Another familiar decorator is staticmethod. This decorator is used when you want to call a function defined inside a class without instantiating the class:

class C:
    @staticmethod
    def the_static_method(arg1, arg2):
        return 42

print(C.the_static_method())

functools.cache

When you deal with functions that carry on a complex calculation, you might want to cache its result.

You could do something like this:

_cached_result = None
def complex_calculations():
    if _cached_result is None:
        _cached_result = something_complex()
    return _cached_result

Storing a global variable like _cached_result, checking it for None, and putting the actual result into that variable if not present are repetitive tasks. This makes an ideal candidate for a decorator. Luckily, there is a decorator in Python’s standard library which does exactly this for us:

from functools import cache

@cache
def complex_calculations():
    return something_complex()

Now, whenever you call complex_calculations(), Python will check for a cached result first before it calls something_complex. If there is a result in the cache, something_complex will not get called twice.

dataclasses

In the section about class decorators we saw that decorators can be used to modify the behaviour of classes in the same way inheritance would change it.

The dataclasses module in the standard library is a good example when using a decorator is preferable over using inheritance. Let’s first see how to use dataclasses in action:

from dataclasses import dataclass

@dataclass
class InventoryItem:
    name: str
    unit_price: float
    quantity: int = 0

    def total_cost(self) -> float:
        return self.unit_price * self.quantity


item = InventoryItem(name="", unit_price=12, quantity=100)
print(item.total_cost())    # 1200

On the first sight, the @dataclass decorator only added a constructor for us, so we avoided boiler plate code like this:

...
    def __init__(self, name, unit_price, quantity):
        self.name = name
        self.unit_price = unit_price
        self.quantity = quantity
...

However, if you decide to build a REST-API for your Python project and need to convert your Python objects into JSON strings.

There is a package called dataclasses-json (not in the standard library) which decorates dataclasses and provide the serialisation and deserialisation of objects to JSON strings and vice versa.

Let’s see how that looks:

from dataclasses import dataclass
from dataclasses_json import dataclass_json

@dataclass_json
@dataclass
class InventoryItem:
    name: str
    unit_price: float
    quantity: int = 0

    def total_cost(self) -> float:
        return self.unit_price * self.quantity


item = InventoryItem(name="", unit_price=12, quantity=100)

print(item.to_dict())
# {'name': '', 'unit_price': 12, 'quantity': 100}

There are two takeaways here:

  1. decorators can be nested. The order of their appearance is important.
  2. the @dataclass_json decorator added a method called to_dict to our class

Of course, we could have written a mixin class that does the heavy work of implementing a data type safe to_dict method and then let our InventoryItem class inherit from that mixin.

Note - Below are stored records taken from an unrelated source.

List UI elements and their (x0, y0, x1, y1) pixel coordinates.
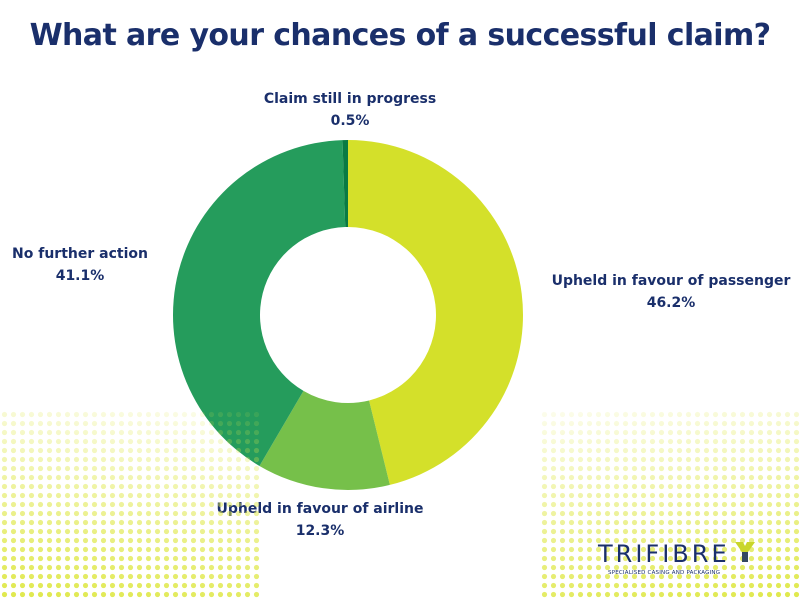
slice-claim-in-progress (342, 140, 348, 228)
chart-title: What are your chances of a successful cl… (29, 18, 771, 53)
logo-wordmark: TRIFIBRE (598, 540, 730, 568)
slice-label-no-further-action: No further action 41.1% (0, 243, 160, 287)
slice-upheld-airline (259, 390, 390, 490)
logo-tagline: SPECIALISED CASING AND PACKAGING (608, 570, 721, 576)
slice-no-further-action (173, 140, 346, 466)
trifibre-y-logo-icon (735, 542, 755, 562)
slice-label-value: 46.2% (646, 295, 696, 311)
slice-label-upheld-passenger: Upheld in favour of passenger 46.2% (543, 270, 799, 314)
slice-label-text: No further action (12, 246, 148, 262)
slice-label-value: 12.3% (295, 523, 345, 539)
slice-upheld-passenger (348, 140, 523, 485)
slice-label-claim-in-progress: Claim still in progress 0.5% (230, 88, 470, 132)
slice-label-text: Upheld in favour of passenger (551, 273, 791, 289)
slice-label-text: Upheld in favour of airline (216, 501, 424, 517)
slice-label-value: 0.5% (330, 113, 370, 129)
slice-label-value: 41.1% (55, 268, 105, 284)
trifibre-logo: TRIFIBRE SPECIALISED CASING AND PACKAGIN… (598, 540, 758, 580)
slice-label-upheld-airline: Upheld in favour of airline 12.3% (190, 498, 450, 542)
slice-label-text: Claim still in progress (263, 91, 437, 107)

In the present case, however, the decorator only adds a technical functionality (as opposed to an extension within the subject domain). As a result, we can simply switch the decorator on and off without our domain application changing its behaviour. Our “natural” class hierarchy is preserved and no changes need to be made to the actual code. We could also add the dataclasses-json decorator to a project without changing existing method bodies.

In such a case, changing a class with a decorator is much more elegant (because it is more modular) than inheriting or using mixins.